SYRACUSE, NY (WRVO) – The Trump Administration’s plans to provide direct support to dairy farms as part of a $12 billion package to offset the impacts of its trade policies is welcome news to many in New York, which is the third-highest milk producing state in the country. But with no end in sight to sustained low milk prices and oversupply in the industry, some are worried about the long-term impact to rural regions like the North Country.
“It is still economically the number one industry in Jefferson County for dollars generated for our local economy and we would certainly like to keep it that way,” said Lisa Porter, one of the directors of the Jefferson County Dairy Promotion Board.
The board works year-round as “dairy ambassadors,” encouraging more people to consume dairy and educating them about the industry. One of their best opportunities to interface with the public is at the annual Jefferson County Fair.
“We’re here with our calves, not because we’re here for the ribbons, which is fun – that’s the frosting on the cake – but we’re here to put a good face on agriculture and share our story,” Porter said. “The general public doesn’t understand what we do every day for a living so it’s our job to showcase that the milk that they’re consuming is healthy, it’s local, it’s nutritious.”
Porter says this work has become even more important in recent years. Milk prices have declined since 2011 and are currently at historically low prices. That’s taking a toll in the North Country.
Since 2012, on average 14 dairy farms have closed each year in Jefferson, Lewis and St. Lawrence counties.
Waldroff says while many of his colleagues had to sell their farms, he was able to keep his business afloat by transitioning to the more profitable organic market, which prohibits farmers from using chemicals like pesticides and antibiotics. He’s also started diversifying his operation by making cheese.
“Is it making us tons of money? No, but it’s positioning us well and providing lots of opportunity for the future,” Waldroff said.
Many other dairy farmers are choosing to diversify their operations as well, using excess land to produce hay or grow soybeans. But that’s leading to a surplus in those ag markets as well according to Jay Matteson, agriculture coordinator for Jefferson County Economic Development. Matteson says the loss of income and options for farmers in the North Country, where agriculture is the largest private industry, has a far-reaching impact.
“Farms make up a significant part of the tax base for our school districts, as an example, so when you get that 500-cow dairy that shuts its doors you’re probably taking away around $50,000 worth of taxes to that school,” Matteson said. “People don’t realize – it’s not just a farm, it’s a major business in their community that has shut its doors, potentially had to let its people go and now not paying the taxes they were into the community and bringing in that outside revenue from the sale of their milk.”

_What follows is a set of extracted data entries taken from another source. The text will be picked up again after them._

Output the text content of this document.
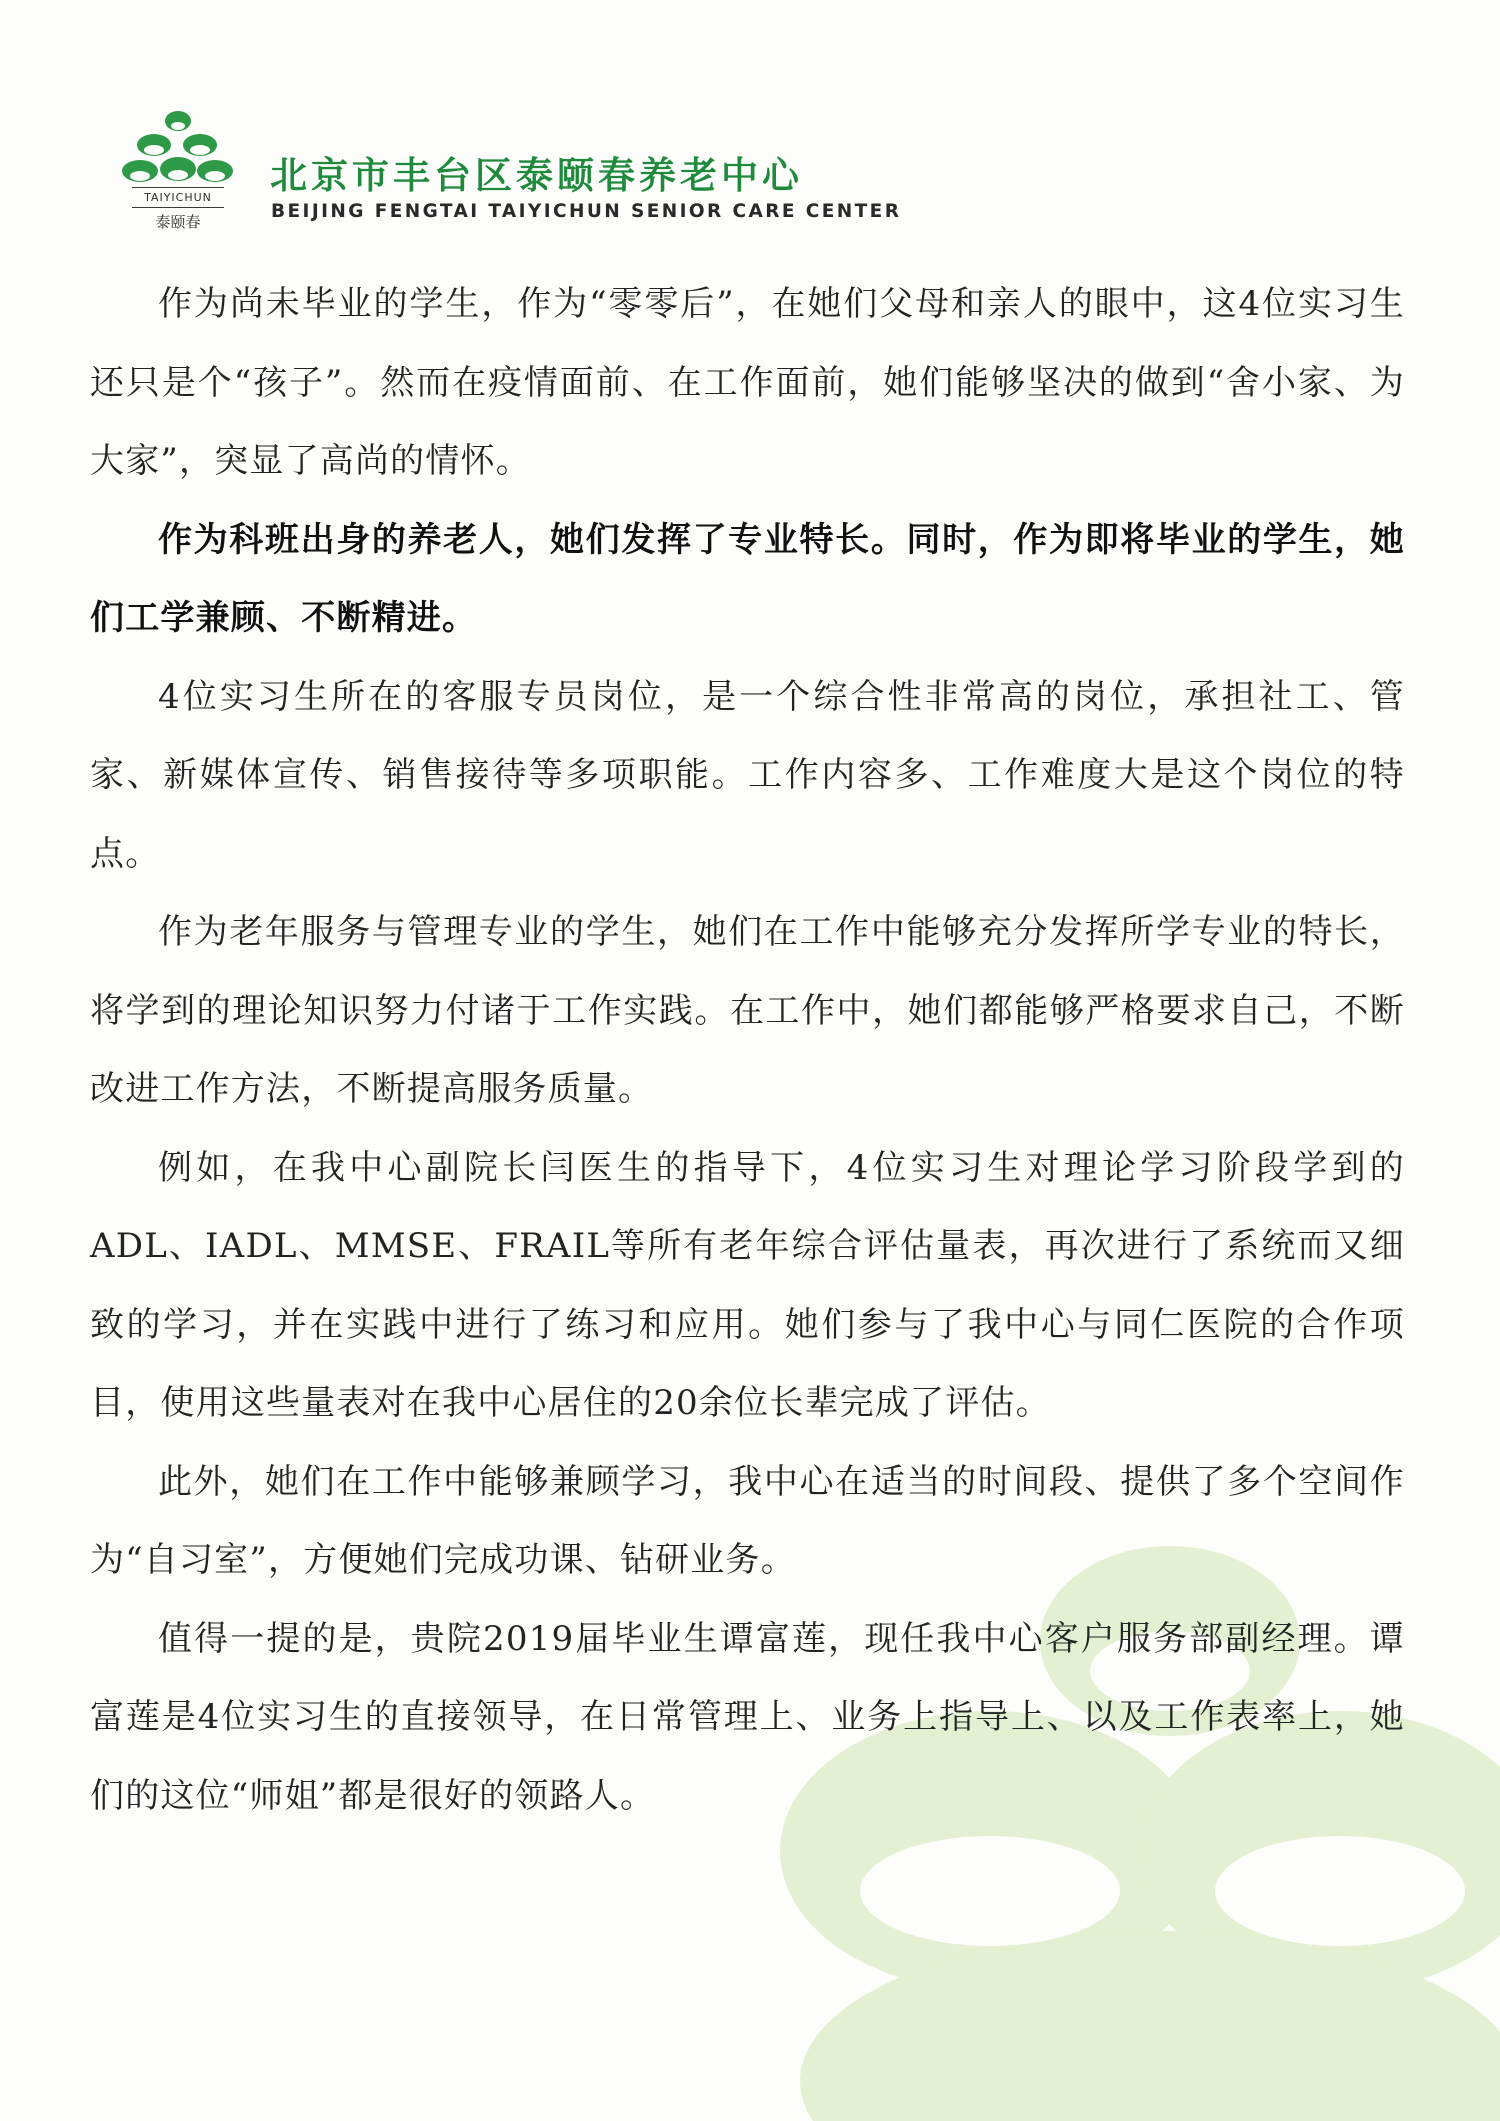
TAIYICHUN
泰颐春
北京市丰台区泰颐春养老中心
BEIJING FENGTAI TAIYICHUN SENIOR CARE CENTER

作为尚未毕业的学生，作为“零零后”，在她们父母和亲人的眼中，这4位实习生还只是个“孩子”。然而在疫情面前、在工作面前，她们能够坚决的做到“舍小家、为大家”，突显了高尚的情怀。

作为科班出身的养老人，她们发挥了专业特长。同时，作为即将毕业的学生，她们工学兼顾、不断精进。

4位实习生所在的客服专员岗位，是一个综合性非常高的岗位，承担社工、管家、新媒体宣传、销售接待等多项职能。工作内容多、工作难度大是这个岗位的特点。

作为老年服务与管理专业的学生，她们在工作中能够充分发挥所学专业的特长，将学到的理论知识努力付诸于工作实践。在工作中，她们都能够严格要求自己，不断改进工作方法，不断提高服务质量。

例如，在我中心副院长闫医生的指导下，4位实习生对理论学习阶段学到的ADL、IADL、MMSE、FRAIL等所有老年综合评估量表，再次进行了系统而又细致的学习，并在实践中进行了练习和应用。她们参与了我中心与同仁医院的合作项目，使用这些量表对在我中心居住的20余位长辈完成了评估。

此外，她们在工作中能够兼顾学习，我中心在适当的时间段、提供了多个空间作为“自习室”，方便她们完成功课、钻研业务。

值得一提的是，贵院2019届毕业生谭富莲，现任我中心客户服务部副经理。谭富莲是4位实习生的直接领导，在日常管理上、业务上指导上、以及工作表率上，她们的这位“师姐”都是很好的领路人。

Cornell professor Todd Schmit, who teaches about food and agricultural economics, says that for every dollar of output generated at a farm in New York, it supports another 45 cents in related industries.
“Some evidence on related research that I’ve been doing has shown that small-scale farmers tend to purchase more of their inputs from local sources that in and of itself per dollar of output has a higher level of impact,” Schmit said.